Ponds are much cheaper to construct and allow tilapia production specialists to stimulate natural productivity more readily. One potential major drawback of pond culture is the greater risk of uncontrolled reproduction, which will occur if the tilapias have not been properly sex-reversed prior to stocking in the grow-out ponds. Tanks or raceways involve considerably greater expense to construct but offer greater control. They are typically used in intensive grow out of tilapias, or in the tilapia hatchery. If it’s done right, cage culture of tilapia can be the least cost method of growing larger tilapia, but tilapia cage culture is limited by the availability of high-quality sites and can be subjected to potentially devastating environmental extremes if not properly accounted for in the site selection and operational plans.

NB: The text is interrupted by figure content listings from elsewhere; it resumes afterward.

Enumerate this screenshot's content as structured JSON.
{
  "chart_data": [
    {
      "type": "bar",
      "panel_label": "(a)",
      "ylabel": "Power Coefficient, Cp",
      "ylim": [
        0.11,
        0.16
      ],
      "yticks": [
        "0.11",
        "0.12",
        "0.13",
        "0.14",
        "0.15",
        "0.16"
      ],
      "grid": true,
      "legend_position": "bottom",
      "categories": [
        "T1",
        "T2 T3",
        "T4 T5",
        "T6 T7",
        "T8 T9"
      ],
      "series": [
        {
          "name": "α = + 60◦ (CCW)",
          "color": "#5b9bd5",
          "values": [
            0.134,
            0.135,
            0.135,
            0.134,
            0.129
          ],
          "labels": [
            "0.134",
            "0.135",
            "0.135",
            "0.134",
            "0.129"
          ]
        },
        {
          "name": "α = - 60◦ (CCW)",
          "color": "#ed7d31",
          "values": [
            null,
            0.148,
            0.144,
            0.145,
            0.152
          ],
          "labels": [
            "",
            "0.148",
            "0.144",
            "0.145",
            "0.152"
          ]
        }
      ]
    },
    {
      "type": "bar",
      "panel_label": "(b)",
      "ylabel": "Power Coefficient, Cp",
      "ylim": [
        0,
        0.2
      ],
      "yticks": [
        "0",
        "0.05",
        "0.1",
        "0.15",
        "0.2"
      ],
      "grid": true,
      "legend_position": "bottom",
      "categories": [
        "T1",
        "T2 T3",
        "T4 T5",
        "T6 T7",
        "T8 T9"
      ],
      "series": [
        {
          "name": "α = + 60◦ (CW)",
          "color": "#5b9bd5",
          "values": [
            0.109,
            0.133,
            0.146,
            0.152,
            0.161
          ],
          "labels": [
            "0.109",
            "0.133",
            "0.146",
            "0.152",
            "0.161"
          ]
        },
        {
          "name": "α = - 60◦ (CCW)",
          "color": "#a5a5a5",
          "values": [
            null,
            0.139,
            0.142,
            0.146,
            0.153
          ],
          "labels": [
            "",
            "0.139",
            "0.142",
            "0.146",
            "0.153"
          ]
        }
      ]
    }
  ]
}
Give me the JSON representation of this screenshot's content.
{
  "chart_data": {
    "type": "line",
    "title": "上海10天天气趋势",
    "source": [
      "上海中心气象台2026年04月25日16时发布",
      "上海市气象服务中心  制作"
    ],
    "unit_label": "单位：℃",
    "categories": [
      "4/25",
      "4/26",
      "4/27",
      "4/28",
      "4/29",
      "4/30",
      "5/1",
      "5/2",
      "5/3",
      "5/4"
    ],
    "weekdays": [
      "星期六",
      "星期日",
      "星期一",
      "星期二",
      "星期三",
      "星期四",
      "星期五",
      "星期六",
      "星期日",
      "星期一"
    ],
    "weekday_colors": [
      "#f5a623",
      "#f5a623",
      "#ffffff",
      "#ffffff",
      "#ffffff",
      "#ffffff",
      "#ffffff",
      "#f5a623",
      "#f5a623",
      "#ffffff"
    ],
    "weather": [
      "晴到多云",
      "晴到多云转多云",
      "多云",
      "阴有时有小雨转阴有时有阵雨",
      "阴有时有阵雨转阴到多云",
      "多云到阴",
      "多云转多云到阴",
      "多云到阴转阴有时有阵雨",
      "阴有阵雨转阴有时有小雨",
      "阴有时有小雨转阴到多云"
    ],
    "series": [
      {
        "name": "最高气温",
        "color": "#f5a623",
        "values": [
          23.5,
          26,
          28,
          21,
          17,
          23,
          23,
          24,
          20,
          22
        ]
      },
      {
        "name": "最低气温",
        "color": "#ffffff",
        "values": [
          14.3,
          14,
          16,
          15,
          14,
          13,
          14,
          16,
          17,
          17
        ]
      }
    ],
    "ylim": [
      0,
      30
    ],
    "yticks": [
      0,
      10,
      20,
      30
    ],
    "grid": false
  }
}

Tilapia fish farming in Kenya – Benefits of Tilapia Fish Farming in Kenya
There are many benefits/advantages of fish farming in Kenya. The most important benefits of fish farming in Kenya are listed below.
- The weather and geographical location of Kenya are very suitable for fish farming businesses and setting up commercial fish farming in Kenya.
- Numerous species of fishes are available which are highly profitable for fish farming in Kenya.
- High demand and price of fish in the market.
- Fish is a great source of food and nutrition. You can earn some extra money by setting up a fish farm along with meeting up your daily family demands.
- Along with rapid population growth sources of employment are decreasing. Commercial fish farming in Kenya can be a great source of employment for those unemployed people.
- The unemployed educated people can also start fish farming. This will create working opportunities and earning livings.
- Commercial fish farming also helps for proper utilizing of water resources of Kenya.
- By using modern fish farming techniques, maximum production is possible. This will make the economy strong and ensure the availability of required nutritious food.
Frequently Asked Questions About Tilapia fish farming in Kenya
How long does a tilapia fish take to mature?
Tilapia fish takes 240 days, or 34 weeks for food-grade tilapia to reach a 16 to 20-ounce harvest size. Food grade tilapia are simply those tilapia that exhibit the fastest rates of growth.
How do you grow tilapia?
A mature tilapia typically consume about 1% of their body weight in feed a day, while fingerlings can consume as much as 7%
How much space do tilapia need?
A flow rate of 6 to 12 gallons/minute is needed to support the oxygen requirement of 100 pounds of tilapia. DO, which should be maintained at 5 mg/liter for good tilapia growth, is the primary limiting factor for intensive tank culture.
How deep should a tilapia pond be?
This size can get you started: 8 feet long, 4 feet wide and 2.5 feet deep. Tilapia farmers can increase or decrease it, considering these two factors, but ensure one mature tilapia has a water space of 1 square feet or 0.5 cubic feet of water. The next thing is to choose the type of fish pond that suits your specific needs.